Hey Lupin ! Are you okay?.....Are phone was ringing last night because Milton got hit last night ..very close to us ....I missed it all !  I was preoccupied ..and we dont usually watch the news ....Heard they called a state of emergency in Vaungh ...sorry dont know how to spell that one ....where Wonderland is and the reptile place ....Yikes .....hope your okay ...


----------



## lupinfarm (Aug 21, 2009)

Yep, my dad said that about 75 houses in Vaughan were wiped out. Also, there was a big incident at a horse show as well. 

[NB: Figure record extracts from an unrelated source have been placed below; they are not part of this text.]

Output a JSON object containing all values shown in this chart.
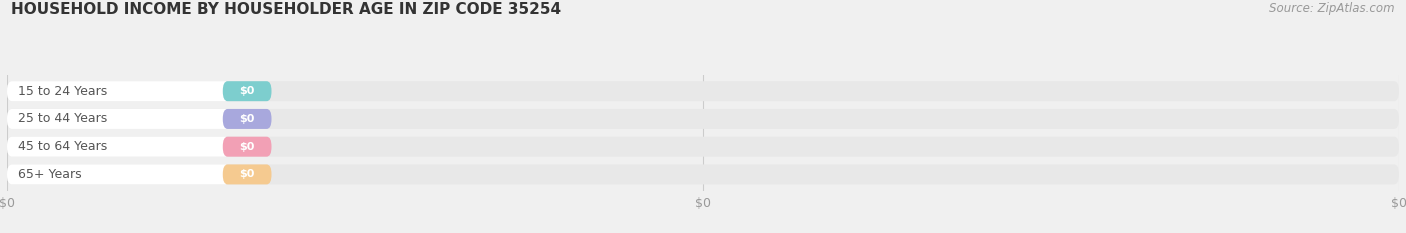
{
  "title": "HOUSEHOLD INCOME BY HOUSEHOLDER AGE IN ZIP CODE 35254",
  "source": "Source: ZipAtlas.com",
  "categories": [
    "15 to 24 Years",
    "25 to 44 Years",
    "45 to 64 Years",
    "65+ Years"
  ],
  "values": [
    0,
    0,
    0,
    0
  ],
  "bar_colors": [
    "#7dcece",
    "#a8a8dd",
    "#f2a0b5",
    "#f5ca90"
  ],
  "background_color": "#f0f0f0",
  "bar_bg_color": "#e8e8e8",
  "title_fontsize": 11,
  "source_fontsize": 8.5,
  "tick_fontsize": 9
}
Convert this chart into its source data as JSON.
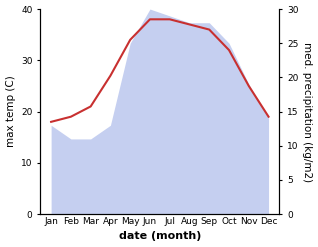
{
  "months": [
    "Jan",
    "Feb",
    "Mar",
    "Apr",
    "May",
    "Jun",
    "Jul",
    "Aug",
    "Sep",
    "Oct",
    "Nov",
    "Dec"
  ],
  "max_temp": [
    18,
    19,
    21,
    27,
    34,
    38,
    38,
    37,
    36,
    32,
    25,
    19
  ],
  "precipitation": [
    13,
    11,
    11,
    13,
    25,
    30,
    29,
    28,
    28,
    25,
    19,
    14
  ],
  "temp_color": "#c83030",
  "precip_fill_color": "#c5cff0",
  "left_ylabel": "max temp (C)",
  "right_ylabel": "med. precipitation (kg/m2)",
  "xlabel": "date (month)",
  "left_ylim": [
    0,
    40
  ],
  "right_ylim": [
    0,
    30
  ],
  "left_yticks": [
    0,
    10,
    20,
    30,
    40
  ],
  "right_yticks": [
    0,
    5,
    10,
    15,
    20,
    25,
    30
  ],
  "label_fontsize": 7.5,
  "tick_fontsize": 6.5,
  "xlabel_fontsize": 8
}
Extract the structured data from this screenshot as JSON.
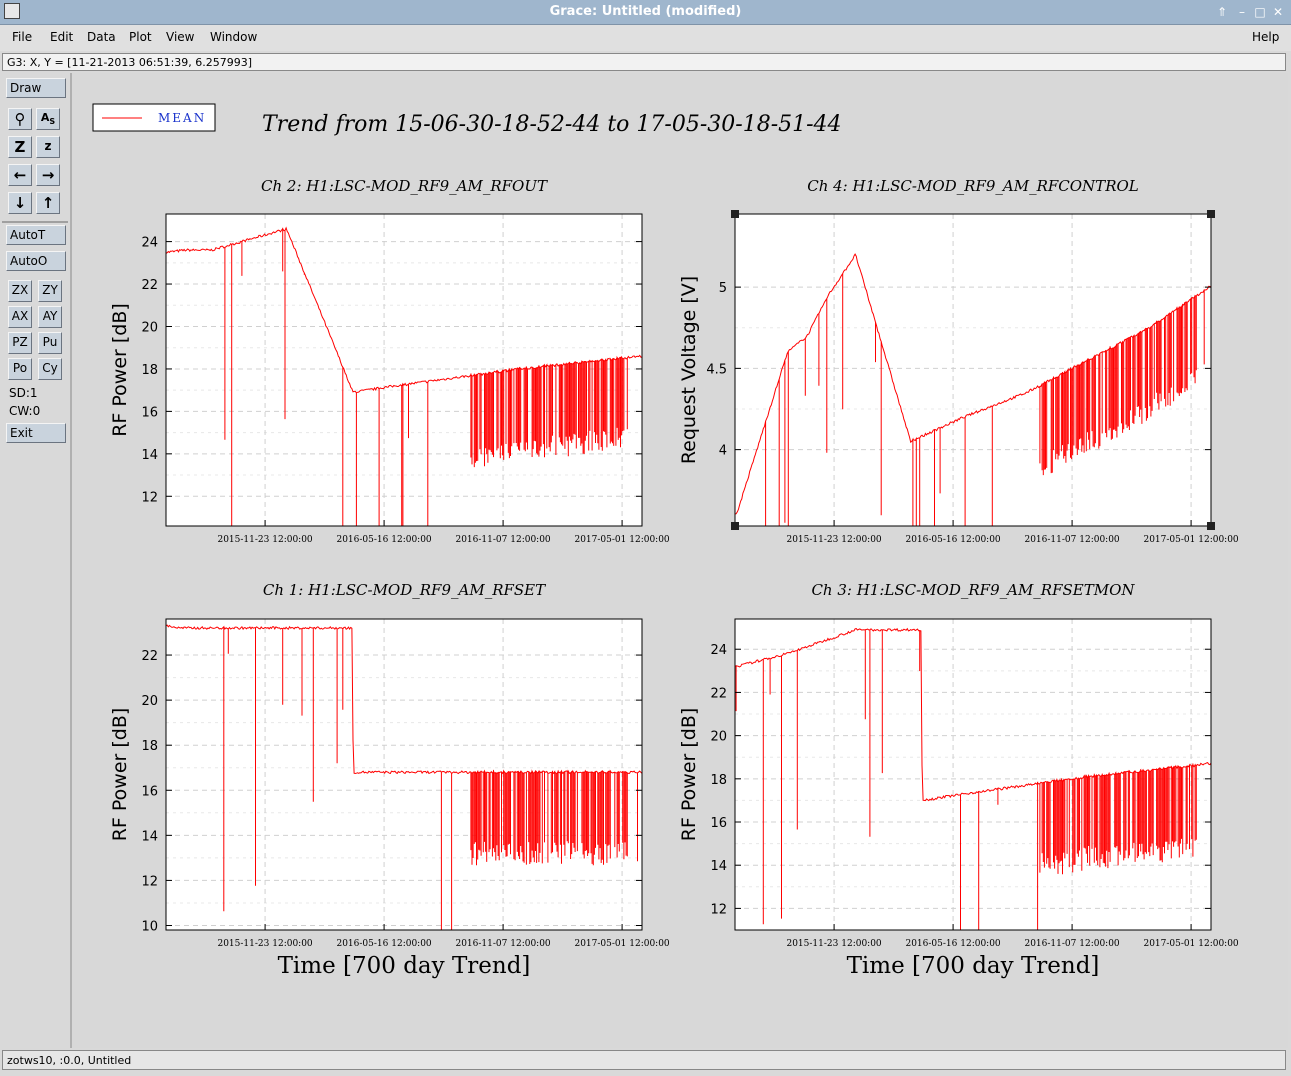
{
  "window": {
    "title": "Grace: Untitled (modified)"
  },
  "menu": {
    "file": "File",
    "edit": "Edit",
    "data": "Data",
    "plot": "Plot",
    "view": "View",
    "window": "Window",
    "help": "Help"
  },
  "locator": "G3: X, Y = [11-21-2013 06:51:39, 6.257993]",
  "toolbox": {
    "draw": "Draw",
    "autot": "AutoT",
    "autoo": "AutoO",
    "exit": "Exit",
    "zx": "ZX",
    "zy": "ZY",
    "ax": "AX",
    "ay": "AY",
    "pz": "PZ",
    "pu": "Pu",
    "po": "Po",
    "cy": "Cy",
    "sd": "SD:1",
    "cw": "CW:0"
  },
  "canvas": {
    "title": "Trend from 15-06-30-18-52-44 to 17-05-30-18-51-44",
    "legend": "MEAN",
    "time_label": "Time [700 day Trend]"
  },
  "status_bar": "zotws10, :0.0, Untitled",
  "colors": {
    "trace": "#ff0000",
    "grid": "#d0d0d0",
    "plot_bg": "#ffffff",
    "canvas_bg": "#d8d8d8"
  },
  "chart_data": [
    {
      "type": "line",
      "title": "Ch 2: H1:LSC-MOD_RF9_AM_RFOUT",
      "xlabel": "",
      "ylabel": "RF Power [dB]",
      "x_ticks": [
        "2015-11-23 12:00:00",
        "2016-05-16 12:00:00",
        "2016-11-07 12:00:00",
        "2017-05-01 12:00:00"
      ],
      "y_ticks": [
        12,
        14,
        16,
        18,
        20,
        22,
        24
      ],
      "ylim": [
        10.6,
        25.3
      ],
      "series": [
        {
          "x": [
            "2015-07-03",
            "2015-07-30",
            "2015-09-06",
            "2015-12-25",
            "2016-04-01",
            "2016-06-01",
            "2016-09-01",
            "2016-12-01",
            "2017-03-01",
            "2017-05-28"
          ],
          "y": [
            23.5,
            23.6,
            23.6,
            24.6,
            16.9,
            17.2,
            17.6,
            18.0,
            18.3,
            18.6
          ]
        }
      ],
      "grid": true
    },
    {
      "type": "line",
      "title": "Ch 4: H1:LSC-MOD_RF9_AM_RFCONTROL",
      "xlabel": "",
      "ylabel": "Request Voltage [V]",
      "x_ticks": [
        "2015-11-23 12:00:00",
        "2016-05-16 12:00:00",
        "2016-11-07 12:00:00",
        "2017-05-01 12:00:00"
      ],
      "y_ticks": [
        4,
        4.5,
        5
      ],
      "ylim": [
        3.53,
        5.45
      ],
      "series": [
        {
          "x": [
            "2015-07-03",
            "2015-09-16",
            "2015-10-15",
            "2015-11-15",
            "2015-12-25",
            "2016-03-15",
            "2016-06-01",
            "2016-09-01",
            "2016-12-01",
            "2017-03-01",
            "2017-05-28"
          ],
          "y": [
            3.6,
            4.6,
            4.7,
            4.95,
            5.2,
            4.05,
            4.2,
            4.35,
            4.55,
            4.75,
            5.0
          ]
        }
      ],
      "grid": true
    },
    {
      "type": "line",
      "title": "Ch 1: H1:LSC-MOD_RF9_AM_RFSET",
      "xlabel": "Time [700 day Trend]",
      "ylabel": "RF Power [dB]",
      "x_ticks": [
        "2015-11-23 12:00:00",
        "2016-05-16 12:00:00",
        "2016-11-07 12:00:00",
        "2017-05-01 12:00:00"
      ],
      "y_ticks": [
        10,
        12,
        14,
        16,
        18,
        20,
        22
      ],
      "ylim": [
        9.8,
        23.6
      ],
      "series": [
        {
          "x": [
            "2015-07-03",
            "2015-07-20",
            "2016-03-31",
            "2016-04-01",
            "2016-06-01",
            "2016-09-01",
            "2016-12-01",
            "2017-03-01",
            "2017-05-28"
          ],
          "y": [
            23.3,
            23.2,
            23.2,
            16.8,
            16.8,
            16.8,
            16.8,
            16.8,
            16.8
          ]
        }
      ],
      "grid": true
    },
    {
      "type": "line",
      "title": "Ch 3: H1:LSC-MOD_RF9_AM_RFSETMON",
      "xlabel": "Time [700 day Trend]",
      "ylabel": "RF Power [dB]",
      "x_ticks": [
        "2015-11-23 12:00:00",
        "2016-05-16 12:00:00",
        "2016-11-07 12:00:00",
        "2017-05-01 12:00:00"
      ],
      "y_ticks": [
        12,
        14,
        16,
        18,
        20,
        22,
        24
      ],
      "ylim": [
        11.0,
        25.4
      ],
      "series": [
        {
          "x": [
            "2015-07-03",
            "2015-09-16",
            "2015-12-25",
            "2016-03-31",
            "2016-04-01",
            "2016-06-01",
            "2016-09-01",
            "2016-12-01",
            "2017-03-01",
            "2017-05-28"
          ],
          "y": [
            23.2,
            23.8,
            24.9,
            24.9,
            17.0,
            17.3,
            17.7,
            18.1,
            18.4,
            18.7
          ]
        }
      ],
      "grid": true
    }
  ]
}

We're all good here, the horses survived the night despite the lightening show that went on closer to the field. The chicken coop has a huge roof leak, we knew we had a small drip but we put a bucket under it last night incase and now the bucket is full. The ducks are good, my fencing is still up  Some people didn't fare as well, lots of downed trees and a farmers fencing is downed outside madoc (we passed by and there was a cow on the front lawn of a house grooming another cow over the fence LOL, the lawn is a house that is surrounded by cattle on all sides but doesnt actually have animals themselves).


----------



## lupinfarm (Aug 21, 2009)

Lots of wind here, HUGE lightening show, but it ended around midnight and we just got rain the rest of the night where *we* are but our township covers a lot of KM and I'm certain some large barns are downed...


----------



## Bronco Hollow (Aug 21, 2009)

Glad you both are OK!! and glad that all the animals made it through too!!!

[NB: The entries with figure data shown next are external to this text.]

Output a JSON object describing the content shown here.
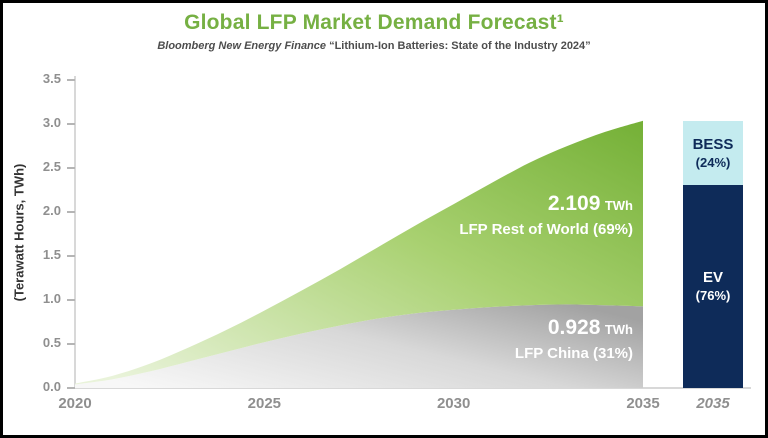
{
  "chart_data": [
    {
      "type": "area",
      "stacked": true,
      "title": "Global LFP Market Demand Forecast¹",
      "subtitle_source": "Bloomberg New Energy Finance",
      "subtitle_report": "“Lithium-Ion Batteries: State of the Industry 2024”",
      "ylabel": "(Terawatt Hours, TWh)",
      "ylim": [
        0,
        3.5
      ],
      "yticks": [
        0,
        0.5,
        1,
        1.5,
        2,
        2.5,
        3,
        3.5
      ],
      "ytick_labels": [
        "0.0",
        "0.5",
        "1.0",
        "1.5",
        "2.0",
        "2.5",
        "3.0",
        "3.5"
      ],
      "xticks": [
        2020,
        2025,
        2030,
        2035
      ],
      "x": [
        2020,
        2021,
        2022,
        2023,
        2024,
        2025,
        2026,
        2027,
        2028,
        2029,
        2030,
        2031,
        2032,
        2033,
        2034,
        2035
      ],
      "series": [
        {
          "name": "LFP China",
          "share_label": "(31%)",
          "final_value_twh": 0.928,
          "values": [
            0.04,
            0.1,
            0.19,
            0.3,
            0.41,
            0.52,
            0.62,
            0.71,
            0.79,
            0.85,
            0.89,
            0.92,
            0.94,
            0.95,
            0.94,
            0.928
          ],
          "gradient": [
            "#f7f7f7",
            "#d8d8d8",
            "#a2a2a2"
          ]
        },
        {
          "name": "LFP Rest of World",
          "share_label": "(69%)",
          "final_value_twh": 2.109,
          "values": [
            0.01,
            0.04,
            0.09,
            0.16,
            0.25,
            0.36,
            0.49,
            0.64,
            0.81,
            1.0,
            1.2,
            1.41,
            1.62,
            1.8,
            1.97,
            2.109
          ],
          "gradient": [
            "#e9f3da",
            "#a9d171",
            "#74b036"
          ]
        }
      ],
      "annotations": [
        {
          "value": "2.109",
          "unit": "TWh",
          "label": "LFP Rest of World (69%)"
        },
        {
          "value": "0.928",
          "unit": "TWh",
          "label": "LFP China (31%)"
        }
      ],
      "grid": false,
      "legend": false
    },
    {
      "type": "bar",
      "stacked": true,
      "title": "2035",
      "total_twh": 3.037,
      "segments": [
        {
          "name": "BESS",
          "share_label": "(24%)",
          "share": 0.24,
          "color": "#c4ebef",
          "text_color": "#0e2b59"
        },
        {
          "name": "EV",
          "share_label": "(76%)",
          "share": 0.76,
          "color": "#0e2b59",
          "text_color": "#ffffff"
        }
      ]
    }
  ],
  "colors": {
    "title_green": "#76b043",
    "axis_gray": "#8f8f8f",
    "navy": "#0e2b59",
    "bess_cyan": "#c4ebef"
  }
}
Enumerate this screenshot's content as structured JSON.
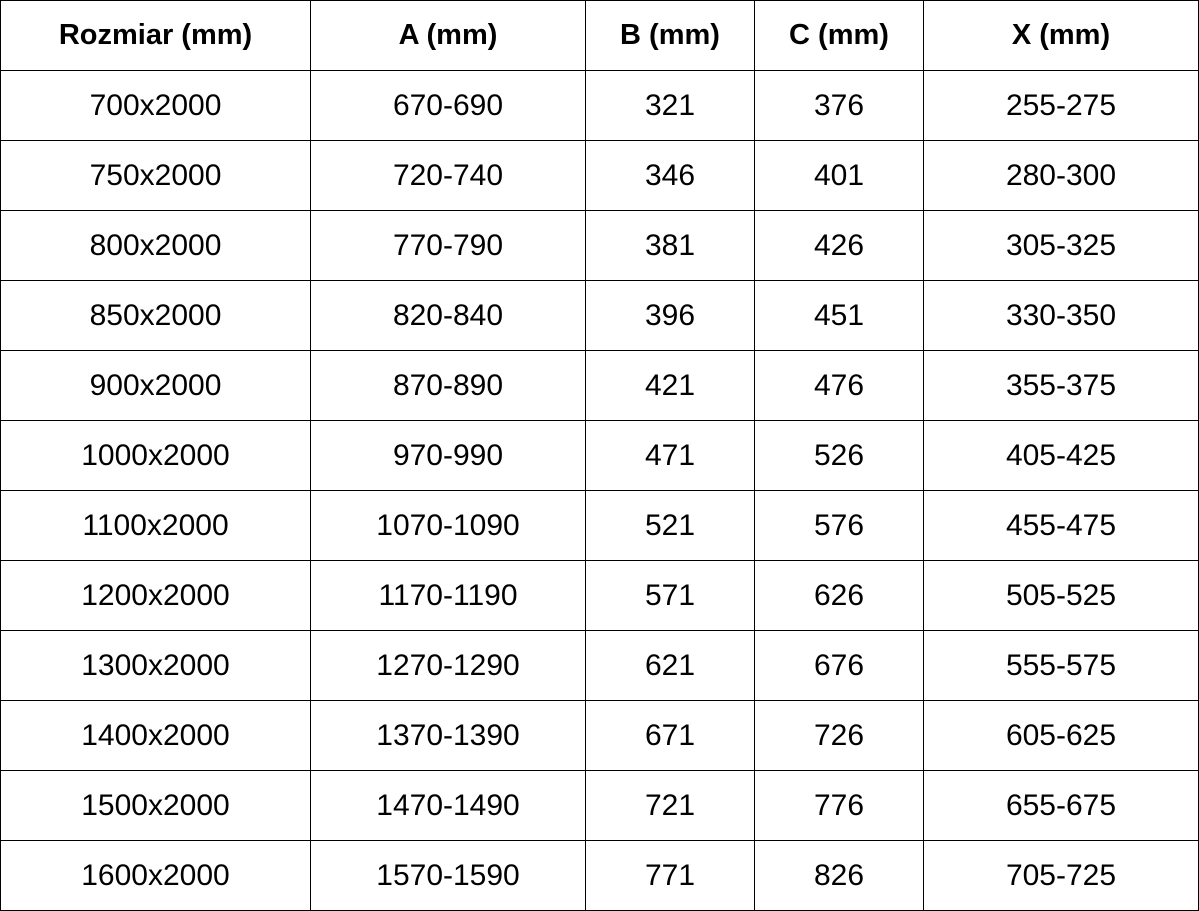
{
  "table": {
    "headers": [
      "Rozmiar (mm)",
      "A (mm)",
      "B (mm)",
      "C (mm)",
      "X (mm)"
    ],
    "rows": [
      [
        "700x2000",
        "670-690",
        "321",
        "376",
        "255-275"
      ],
      [
        "750x2000",
        "720-740",
        "346",
        "401",
        "280-300"
      ],
      [
        "800x2000",
        "770-790",
        "381",
        "426",
        "305-325"
      ],
      [
        "850x2000",
        "820-840",
        "396",
        "451",
        "330-350"
      ],
      [
        "900x2000",
        "870-890",
        "421",
        "476",
        "355-375"
      ],
      [
        "1000x2000",
        "970-990",
        "471",
        "526",
        "405-425"
      ],
      [
        "1100x2000",
        "1070-1090",
        "521",
        "576",
        "455-475"
      ],
      [
        "1200x2000",
        "1170-1190",
        "571",
        "626",
        "505-525"
      ],
      [
        "1300x2000",
        "1270-1290",
        "621",
        "676",
        "555-575"
      ],
      [
        "1400x2000",
        "1370-1390",
        "671",
        "726",
        "605-625"
      ],
      [
        "1500x2000",
        "1470-1490",
        "721",
        "776",
        "655-675"
      ],
      [
        "1600x2000",
        "1570-1590",
        "771",
        "826",
        "705-725"
      ]
    ]
  }
}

I just couldn't live in an area that have that type of storm...just too scary!


----------



## big brown horse (Aug 21, 2009)

Yeah, I thought about you all night, I'm glad to hear you are ok.  

I do hate to hear about large barns down though, I hope all the animals are ok.


----------



## lupinfarm (Aug 21, 2009)

Alive and kickin' 

I was most worried about the duck house being that is in on deck blocks and not actually sunk in the ground, but the ducks are... alive and quacking up a storm this morning (awful PO'd that they had to go in to their house early last night due to the storm)


----------



## lupinfarm (Aug 22, 2009)

There is currently a discussion going on on the EMG forums as to whether your horse is safer inside or outside during a tornado or major storm. Most all government issued tornado and thunderstorm instruction and information websites reccommend leaving horses outside during intensive storms and tornadoes because they are better able to escape a tornado or storm outside than inside. 

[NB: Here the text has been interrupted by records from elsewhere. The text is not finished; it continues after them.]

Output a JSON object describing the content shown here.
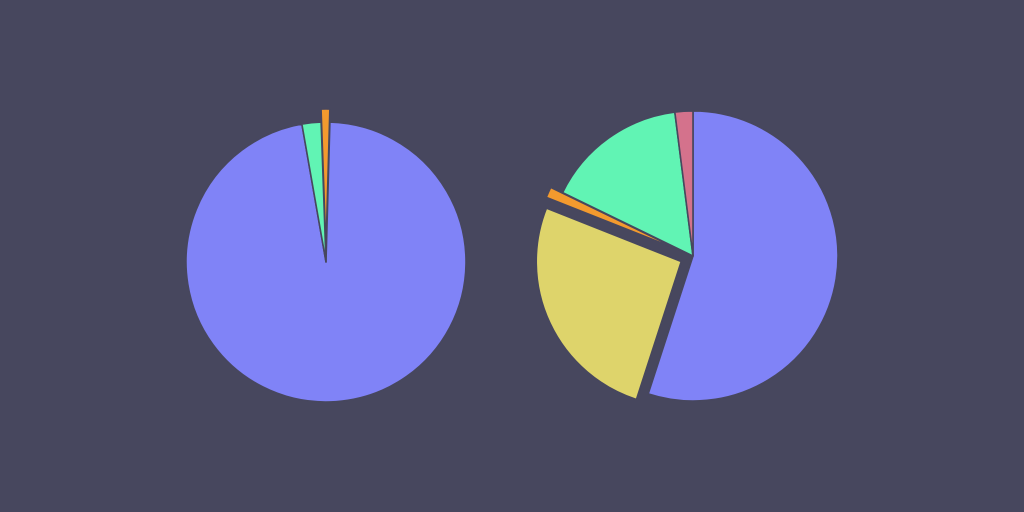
{
  "background": "#47475e",
  "chart_data": [
    {
      "type": "pie",
      "start_angle_deg": -2,
      "slices": [
        {
          "value": 1.0,
          "color": "#f39a2e",
          "exploded": true
        },
        {
          "value": 96.8,
          "color": "#8083f7",
          "exploded": false
        },
        {
          "value": 2.2,
          "color": "#61f4b4",
          "exploded": false
        }
      ]
    },
    {
      "type": "pie",
      "start_angle_deg": 0,
      "slices": [
        {
          "value": 55.0,
          "color": "#8083f7",
          "exploded": false
        },
        {
          "value": 26.0,
          "color": "#ded46b",
          "exploded": true
        },
        {
          "value": 1.2,
          "color": "#f39a2e",
          "exploded": true
        },
        {
          "value": 15.8,
          "color": "#61f4b4",
          "exploded": false
        },
        {
          "value": 2.0,
          "color": "#d4728c",
          "exploded": false
        }
      ]
    }
  ]
}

Unfortunately a lot of these people on the EMG forums believe that their horse is safe under trees, or in run-in shelters during these storms. I would have thought that a story only weeks ago about 3 horses dying after the apple tree they stood under was hit by lightening... 

Whatever happened to common sense? Don't stand under trees... and the like


----------



## lupinfarm (Aug 22, 2009)

The power has gone out, and a huge set of storm clouds have rolled in. It looks worse than what the weather network is calling for, "Cloudy with showers' as there is lightening. The poor goats are out in this.. I made them a little house, but I wasn't expecting a full on storm tonight so I didnt finish it, merely threw some plastic sheeting on it to keep it dry inside for the night. There is a tarp above the run, so I think I'l be going out there several times a night to tip the water out of the tarp. 

There are no lights and it is pitch black out.. I am so worried about my girls! Their first night here and they are in the middle of a big thunderstorm! ... My biggest worry above all is my run flying away. Granted the run has never done this before, but im still worried. 

Someone tell me it'll be okay!! ... I have lots of hot coffee so if the need calls for it, i'll stay up all night to make sure they are okay.


----------